Fibreglassing

By SARocketMan

Fibreglassing should only be attempted by skilled rocket builders. Some prior knowledge of fibreglassing techniques is recommended.

Warning: When sanding fibreglass wear a dust mask or better.


Frequently Asked Questions

When do I need to start fibreglassing my rockets?
There a couple of different things that affect this…

To begin, a rocket will not exceed 3,000 feet will never break the speed of sound - there are no exceptions to this rule - so unless the rocket is getting to the point of exceeding the speed of sound or flying over 5,000 feet, fibreglassing would be very unnecessary.

Other things to consider…

1. Is it a minimum diameter rocket?

If it is, you will need to fibreglass a rocket of this style before a rocket with a motor mount. This is because minimum diameter rocket fins are only attached at one point on the bodytube, so these rockets need more strength. This is unlike other types of rocket that are glued at the motor mount, inside wall and outside wall.
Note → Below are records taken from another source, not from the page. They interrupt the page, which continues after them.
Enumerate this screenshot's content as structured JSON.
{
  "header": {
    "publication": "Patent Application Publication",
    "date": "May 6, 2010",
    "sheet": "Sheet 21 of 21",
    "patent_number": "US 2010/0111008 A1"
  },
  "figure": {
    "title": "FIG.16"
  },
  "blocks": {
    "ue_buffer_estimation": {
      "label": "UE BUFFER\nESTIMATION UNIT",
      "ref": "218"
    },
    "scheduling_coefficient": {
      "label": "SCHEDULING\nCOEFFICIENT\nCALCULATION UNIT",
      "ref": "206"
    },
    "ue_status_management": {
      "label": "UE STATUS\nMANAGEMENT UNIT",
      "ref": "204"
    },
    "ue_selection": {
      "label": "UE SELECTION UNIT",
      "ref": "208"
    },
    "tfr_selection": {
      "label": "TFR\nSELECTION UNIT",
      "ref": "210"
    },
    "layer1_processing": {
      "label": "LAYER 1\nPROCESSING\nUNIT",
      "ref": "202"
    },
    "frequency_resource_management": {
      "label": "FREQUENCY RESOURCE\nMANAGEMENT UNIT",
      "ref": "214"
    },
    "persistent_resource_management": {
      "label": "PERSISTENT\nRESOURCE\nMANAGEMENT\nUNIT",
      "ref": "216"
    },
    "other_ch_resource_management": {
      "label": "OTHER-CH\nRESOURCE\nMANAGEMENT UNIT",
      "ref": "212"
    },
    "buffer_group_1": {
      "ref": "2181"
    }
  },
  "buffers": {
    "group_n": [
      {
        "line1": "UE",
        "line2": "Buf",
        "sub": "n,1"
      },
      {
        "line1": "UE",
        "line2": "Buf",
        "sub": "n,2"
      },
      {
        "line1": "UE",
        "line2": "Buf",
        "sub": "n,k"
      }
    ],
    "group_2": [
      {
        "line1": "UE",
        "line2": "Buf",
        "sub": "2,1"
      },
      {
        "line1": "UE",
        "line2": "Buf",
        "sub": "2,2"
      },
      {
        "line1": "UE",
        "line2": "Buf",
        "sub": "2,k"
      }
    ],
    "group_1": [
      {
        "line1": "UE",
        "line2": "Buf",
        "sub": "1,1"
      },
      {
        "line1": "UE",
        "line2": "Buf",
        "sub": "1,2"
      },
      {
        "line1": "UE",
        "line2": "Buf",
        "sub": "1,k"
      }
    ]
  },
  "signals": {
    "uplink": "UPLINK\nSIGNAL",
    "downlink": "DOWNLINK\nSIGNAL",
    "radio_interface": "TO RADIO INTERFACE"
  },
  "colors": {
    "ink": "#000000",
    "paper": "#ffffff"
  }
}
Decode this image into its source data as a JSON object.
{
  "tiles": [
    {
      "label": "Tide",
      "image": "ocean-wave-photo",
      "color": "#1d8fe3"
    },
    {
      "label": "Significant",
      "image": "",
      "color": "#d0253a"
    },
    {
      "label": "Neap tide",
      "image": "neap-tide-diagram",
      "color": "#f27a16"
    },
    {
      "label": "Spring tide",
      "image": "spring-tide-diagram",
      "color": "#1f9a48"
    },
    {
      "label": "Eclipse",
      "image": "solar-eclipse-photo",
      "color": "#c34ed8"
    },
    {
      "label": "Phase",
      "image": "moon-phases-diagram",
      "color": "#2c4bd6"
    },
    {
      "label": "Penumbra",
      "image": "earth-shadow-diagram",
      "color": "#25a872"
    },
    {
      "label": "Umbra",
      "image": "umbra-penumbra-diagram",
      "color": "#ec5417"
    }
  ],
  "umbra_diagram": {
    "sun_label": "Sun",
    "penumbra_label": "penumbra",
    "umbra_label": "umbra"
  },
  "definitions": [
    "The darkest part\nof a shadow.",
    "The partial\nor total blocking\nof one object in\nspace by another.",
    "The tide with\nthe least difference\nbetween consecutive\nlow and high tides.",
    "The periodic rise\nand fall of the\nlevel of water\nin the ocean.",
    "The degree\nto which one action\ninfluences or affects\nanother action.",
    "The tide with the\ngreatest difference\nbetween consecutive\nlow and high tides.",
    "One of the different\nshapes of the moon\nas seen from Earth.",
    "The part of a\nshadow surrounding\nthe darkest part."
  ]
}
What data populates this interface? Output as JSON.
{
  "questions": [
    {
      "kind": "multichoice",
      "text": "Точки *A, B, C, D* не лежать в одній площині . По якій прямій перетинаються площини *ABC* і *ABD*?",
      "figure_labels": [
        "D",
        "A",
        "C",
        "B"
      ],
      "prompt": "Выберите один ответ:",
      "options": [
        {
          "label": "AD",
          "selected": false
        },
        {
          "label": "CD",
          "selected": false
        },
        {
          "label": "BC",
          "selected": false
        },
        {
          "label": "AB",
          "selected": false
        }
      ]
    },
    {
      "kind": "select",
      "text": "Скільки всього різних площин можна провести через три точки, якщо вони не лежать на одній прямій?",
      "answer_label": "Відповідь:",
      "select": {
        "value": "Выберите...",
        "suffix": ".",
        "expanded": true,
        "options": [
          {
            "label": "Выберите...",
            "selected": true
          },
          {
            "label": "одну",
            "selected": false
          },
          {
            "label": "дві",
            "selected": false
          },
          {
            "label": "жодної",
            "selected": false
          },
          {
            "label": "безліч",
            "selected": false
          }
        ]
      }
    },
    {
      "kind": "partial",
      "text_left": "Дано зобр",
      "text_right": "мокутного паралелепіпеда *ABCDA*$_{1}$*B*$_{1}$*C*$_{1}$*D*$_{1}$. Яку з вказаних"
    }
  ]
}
2. Does your rocket break off fins like clock work?

This could be because of hard surface landings or just the sheer pressure of flight.
Fibreglassing can help to add strength to the fin section of the rocket to stop this from happening.

3. How do I know what parts of my rocket need fibreglassing?

Well where do you think you will need the strength? The first place that will need fibreglassing is the fin section because this takes most of the force during flight and landing. After the fins if necessary the bodytubes.

4. If it's a kit does it need fibreglassing?

If it's a kit, it will say if it doesn't need fibreglassing. As for scratch built rockets, if you are skilled enough to be build a scratch rocket then you will know if it needs fibreglassing.


The Fibreglassing Process

If you are to fibreglass the bodytube, do this before progressing further in the building process but leave the fin section clean and clear of any fibreglass or epoxy. (This is because if there is any damage to the tube during fibreglassing, you can begin on a replacement tube without having to replace fins, motor mounts etc.)

This section is about fibreglassing fins on your rocket. A bodytube fibreglassing guide will be put up at a later date.

To begin attach the fins to the original mounting points on the bodytube. Allow the epoxy fillets to dry completely. Only then can you begin to fibreglass the fins.

Use 220 grit sandpaper to sand the surface to take the gloss off the parts that are to be fibreglassed.

Now it is time to put on the fibreglass cloth. To cut the cloth to size, place one piece of cloth across the fins and in between the fins on the bodytube. Cut it to a suitable size so it still overhangs on all sides. The top of the fibreglass cloth should stop where the top of the fins meet the body tube (see photo 1). Set the cloth aside for use later.


Photo 1 - Click for larger image

Working with one fin section at a time, mix up the epoxy and use a paint brush to coat the surface. A longer setting epoxy is the best to use (20 or 30 min or longer). Now take the fibreglass cloth and lay it over the epoxy. Cover the surface on one section of fins with the cloth and allow it to overhang all sides. **Be very careful to not distort the cloth.

Press the fibreglass cloth on to the epoxy making sure not to get any air bubbles under the cloth. Now brush on more epoxy on top until the cloth becomes transparent and all areas are wet.

Once the epoxy has set firm but not cured cut the over hanging cloth with some old scissors. Don't worry about making it perfect at this point. Wait until it is fully dried then repeat this process on all sides. (See photo 2)


Photo 2 - Click for larger image

When the epoxy has fully set on all sides, sand it smooth with 150 grit sand paper. Then wipe it clean and re-epoxy. Sand it smooth again, wipe it clean and re-epoxy. Continue this process until the surface is smooth. (It could take as many as 5 re-epoxies to get it completely smooth. Then sand with 320 grit sand paper and make the sides of the fins smooth during this time. It should also merge into the body tube smoothly.